CHESTER
v.
The STATE.
No. S96A0236.
Supreme Court of Georgia.
May 6, 1996. Reconsideration Denied July 12, 1996.For majority opinion of the court, see 267 Ga. 9, 471 S.E.2d 836.
HUNSTEIN, Justice, concurring specially.
I write specially because I cannot agree with the majority's attempt through dicta to chart the course of the justification defense in Georgia law for future cases. I thus concur only with the result reached by the majority for the reason set forth in the Chief Justice's special concurrence, namely, that the charge given by the trial court on justification was sufficient in this case.
At trial a witness whose education and experience qualified her as an expert on the subjects of battered person syndrome and post traumatic stress disorder was properly allowed to testify on behalf of the defense. In regard to the cycle of abuse that typifies the battered person syndrome, the expert testified that the "explosion" segment of the cycle may involve physical abuse or
it may be an emotional or verbal kind of threatening explosion of what I'm going to do [to] you or what's going to happen to you. Sometimes the threats can be just as abusive as a physical thing. In fact, in the book that's coming out on emotional abuse, we're showing that the explosions can be only emotional abuse and that the threats can be devastating to a person exactly the same as if there was physical abuse along with it.
It appears, based on the testimony by Chester's expert, that research and study may be on the verge of showing that threats and emotional abuse can substitute for physical abuse as a factor in the creation of the psychological syndrome known currently as the battered person syndrome. Advancements in this area of science are not unexpected: the battered wife or battered woman syndrome discussed in Smith v. State, 247 Ga. 612, 277 S.E.2d 678 (1981), is now the battered person syndrome, in recognition of the fact that men, as well as women, can develop the syndrome. Perhaps the syndrome will soon be renamed, if it becomes established that assault victims as well as battery victims can develop the syndrome. Regardless of the nomenclature, the law of this State is and remains the rule set forth in Smith v. State, namely, that expert opinion testimony on relevant issues to be decided by the jury is admissible where the conclusion of the expert is one which jurors would not ordinarily be able to draw for themselves. Id. at 619, 277 S.E.2d 678.[1]

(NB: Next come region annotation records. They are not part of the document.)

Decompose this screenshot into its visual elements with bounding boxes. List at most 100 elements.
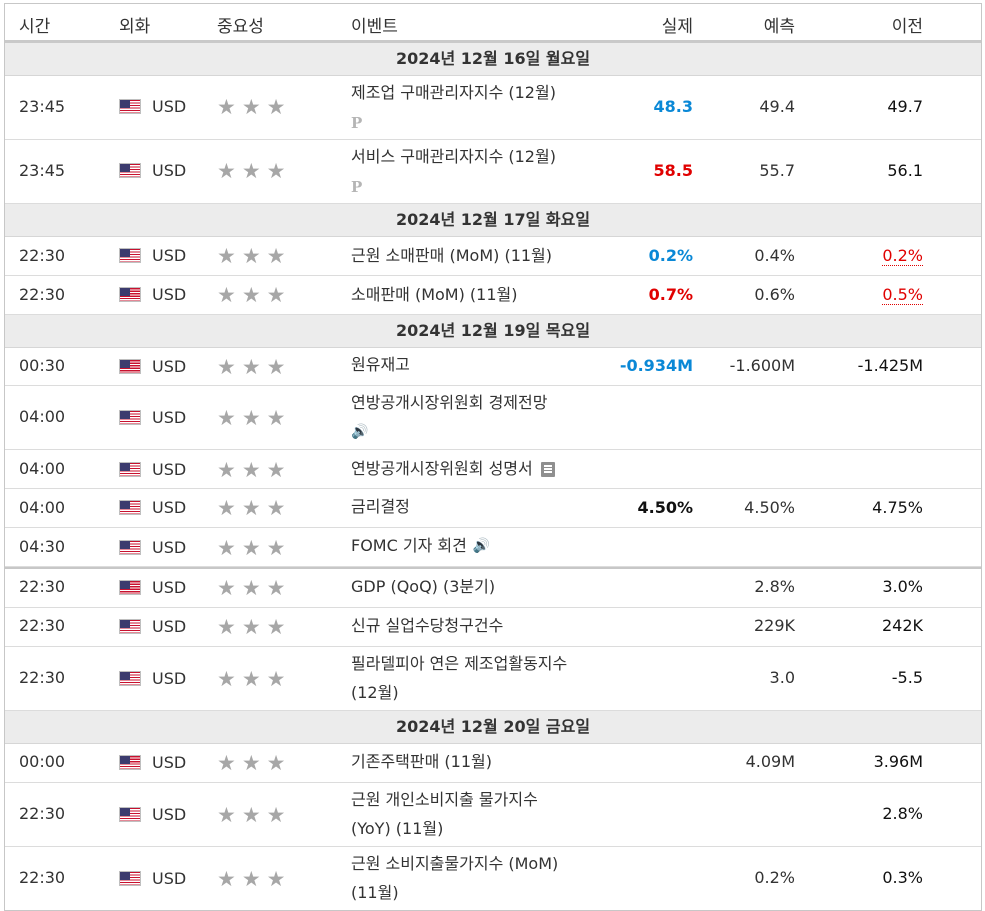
event-currency: USD [152,498,187,517]
star-rating-icon: ★★★ [217,496,292,520]
event-name-line1[interactable]: 근원 개인소비지출 물가지수 [351,790,538,809]
star-rating-icon: ★★★ [217,576,292,600]
event-time: 04:00 [19,498,66,517]
event-name-line2[interactable]: (11월) [351,883,399,902]
event-name-link[interactable]: 금리결정 [351,497,410,516]
event-name-link[interactable]: 서비스 구매관리자지수 (12월) [351,147,556,166]
event-previous: -1.425M [857,356,923,375]
table-row[interactable]: 04:00 USD ★★★ 금리결정 4.50% 4.50% 4.75% [5,489,981,528]
event-name-link[interactable]: 신규 실업수당청구건수 [351,616,504,635]
event-previous: 56.1 [887,161,923,180]
us-flag-icon [119,500,141,515]
table-row[interactable]: 00:30 USD ★★★ 원유재고 -0.934M -1.600M -1.42… [5,348,981,386]
star-rating-icon: ★★★ [217,95,292,119]
event-forecast: 55.7 [759,161,795,180]
header-importance[interactable]: 중요성 [217,17,264,37]
event-currency: USD [152,805,187,824]
event-previous-revised[interactable]: 0.2% [882,246,923,266]
event-name-link[interactable]: 소매판매 (MoM) (11월) [351,285,518,304]
event-forecast: 4.50% [744,498,795,517]
star-rating-icon: ★★★ [217,751,292,775]
speaker-icon[interactable]: 🔊 [472,538,491,554]
event-time: 22:30 [19,868,66,887]
event-name-line2[interactable]: (YoY) (11월) [351,819,444,838]
table-row[interactable]: 22:30 USD ★★★ 근원 개인소비지출 물가지수 (YoY) (11월)… [5,783,981,847]
event-forecast: 0.4% [754,246,795,265]
event-previous-revised[interactable]: 0.5% [882,285,923,305]
us-flag-icon [119,248,141,263]
us-flag-icon [119,755,141,770]
event-name-link[interactable]: 기존주택판매 (11월) [351,752,492,771]
event-previous: -5.5 [891,668,923,687]
star-rating-icon: ★★★ [217,159,292,183]
event-name-line2[interactable]: (12월) [351,683,399,702]
table-row[interactable]: 23:45 USD ★★★ 제조업 구매관리자지수 (12월) P 48.3 4… [5,76,981,140]
event-time: 22:30 [19,246,66,265]
event-previous: 3.96M [873,752,923,771]
event-currency: USD [152,285,187,304]
event-name-link[interactable]: 연방공개시장위원회 경제전망 [351,393,548,412]
header-forecast[interactable]: 예측 [763,17,795,37]
event-forecast: 0.2% [754,868,795,887]
event-name-line1[interactable]: 근원 소비지출물가지수 (MoM) [351,854,559,873]
star-rating-icon: ★★★ [217,406,292,430]
us-flag-icon [119,807,141,822]
table-row[interactable]: 04:30 USD ★★★ FOMC 기자 회견 🔊 [5,528,981,567]
revised-value[interactable]: 0.2% [882,246,923,266]
event-time: 04:00 [19,459,66,478]
event-previous: 4.75% [872,498,923,517]
table-row[interactable]: 22:30 USD ★★★ GDP (QoQ) (3분기) 2.8% 3.0% [5,567,981,608]
us-flag-icon [119,540,141,555]
event-name-link[interactable]: 근원 소매판매 (MoM) (11월) [351,246,553,265]
event-time: 22:30 [19,577,66,596]
star-rating-icon: ★★★ [217,355,292,379]
table-row[interactable]: 22:30 USD ★★★ 신규 실업수당청구건수 229K 242K [5,608,981,647]
event-name-link[interactable]: FOMC 기자 회견 [351,536,467,555]
us-flag-icon [119,163,141,178]
speaker-icon[interactable]: 🔊 [351,424,369,440]
event-forecast: 3.0 [769,668,795,687]
day-header-dec-16: 2024년 12월 16일 월요일 [5,43,981,76]
star-rating-icon: ★★★ [217,244,292,268]
event-currency: USD [152,538,187,557]
table-row[interactable]: 04:00 USD ★★★ 연방공개시장위원회 경제전망 🔊 [5,386,981,450]
table-row[interactable]: 23:45 USD ★★★ 서비스 구매관리자지수 (12월) P 58.5 5… [5,140,981,204]
star-rating-icon: ★★★ [217,536,292,560]
event-name-link[interactable]: GDP (QoQ) (3분기) [351,577,496,596]
revised-value[interactable]: 0.5% [882,285,923,305]
event-actual: 58.5 [653,161,693,180]
event-name-wrap: 연방공개시장위원회 성명서 [351,454,555,483]
event-actual: 0.7% [648,285,693,304]
event-time: 00:00 [19,752,66,771]
event-actual: 48.3 [653,97,693,116]
event-name-link[interactable]: 원유재고 [351,355,410,374]
event-actual: 4.50% [637,498,693,517]
event-currency: USD [152,617,187,636]
table-row[interactable]: 04:00 USD ★★★ 연방공개시장위원회 성명서 [5,450,981,489]
us-flag-icon [119,871,141,886]
us-flag-icon [119,462,141,477]
event-time: 22:30 [19,804,66,823]
event-name-link[interactable]: 제조업 구매관리자지수 (12월) [351,83,556,102]
header-time[interactable]: 시간 [19,17,51,37]
header-currency[interactable]: 외화 [119,17,151,37]
event-time: 22:30 [19,668,66,687]
us-flag-icon [119,410,141,425]
header-previous[interactable]: 이전 [891,17,923,37]
star-rating-icon: ★★★ [217,458,292,482]
table-row[interactable]: 22:30 USD ★★★ 필라델피아 연은 제조업활동지수 (12월) 3.0… [5,647,981,711]
table-row[interactable]: 00:00 USD ★★★ 기존주택판매 (11월) 4.09M 3.96M [5,744,981,783]
day-header-dec-19: 2024년 12월 19일 목요일 [5,315,981,348]
table-row[interactable]: 22:30 USD ★★★ 근원 소비지출물가지수 (MoM) (11월) 0.… [5,847,981,910]
event-name-line1[interactable]: 필라델피아 연은 제조업활동지수 [351,654,568,673]
document-icon[interactable] [540,462,555,477]
event-forecast: 4.09M [745,752,795,771]
header-event[interactable]: 이벤트 [351,17,398,37]
table-row[interactable]: 22:30 USD ★★★ 소매판매 (MoM) (11월) 0.7% 0.6%… [5,276,981,315]
table-header: 시간 외화 중요성 이벤트 실제 예측 이전 [5,4,981,43]
table-row[interactable]: 22:30 USD ★★★ 근원 소매판매 (MoM) (11월) 0.2% 0… [5,237,981,276]
header-actual[interactable]: 실제 [661,17,693,37]
event-actual: 0.2% [648,246,693,265]
event-forecast: 229K [753,616,795,635]
event-name-link[interactable]: 연방공개시장위원회 성명서 [351,459,533,478]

In apparent response to this expert testimony (regarding which no enumeration of error is asserted) the majority deems it necessary to expound upon the law involving self-defense and threats, categorically stating that "scientific research and study cannot change this state's long-standing law of justification." Of course, scientific research and study have already changed this State's long-standing law of justification, as demonstrated by this Court's recognition of the battered person syndrome defense notwithstanding the fact that the deadly force employed by the defendant may not have been in response to "imminent" use of unlawful force by the victim. See Smith v. State, supra; see also Justice Sears' scholarly discussion of this subject in her special concurrence. Given the status of this case on appeal, the majority's language regarding threats and the justification defense can only be read as an attempt to forestall any future developments in *760 the law that might result should scientific research establish that certain individuals exposed to an environment of threats and emotional abuse can develop the psychological syndrome known currently as the battered person syndrome. As modern scientific and technological advancements continue in an accelerated pace to reveal the mysteries of the human mind, it is hardly "absurd" to recognize that a 1904 case may not represent the ultimate and immutable statement of legal doctrine in an area of law intimately affected by those advancements. It behooves this Court "not to perpetuate error or to allow our reasoning or conscience to decay or to turn deaf ears to new light and new life." Brown v. Ga.-Tenn. Coaches, Inc., 88 Ga.App. 519, 533, 77 S.E.2d 24 (1953).
I am authorized to state that Chief Justice BENHAM and Presiding Justice FLETCHER join in this special concurrence.
NOTES
[1] In adopting the "beyond the ken of the average layperson" test in Smith v. State, this Court recognized that it acted "in accord with the modern view as exemplified by Rules 702, 704 of the Federal Rules of Evidence." Id. at 619, 277 S.E.2d 678. See also Daubert v. Merrell Dow Pharmaceuticals, Inc., 509 U.S. 579, 113 S. Ct. 2786, 125 L. Ed. 2d 469 (1993), in which the United States Supreme Court discarded the "general acceptance" test set forth in Frye v. United States, 293 F. 1013 (D.C.Cir.1923) on the ground that Frye had been supplanted by the Federal Rules of Evidence and specifically recognized that Rule 702, not the general acceptance test, provides the governing standard when a litigant offers expert scientific testimony. Daubert, supra, 509 U.S. at 587-88, 113 S.Ct. at 2793-94, 125 L. Ed. 2d at 479.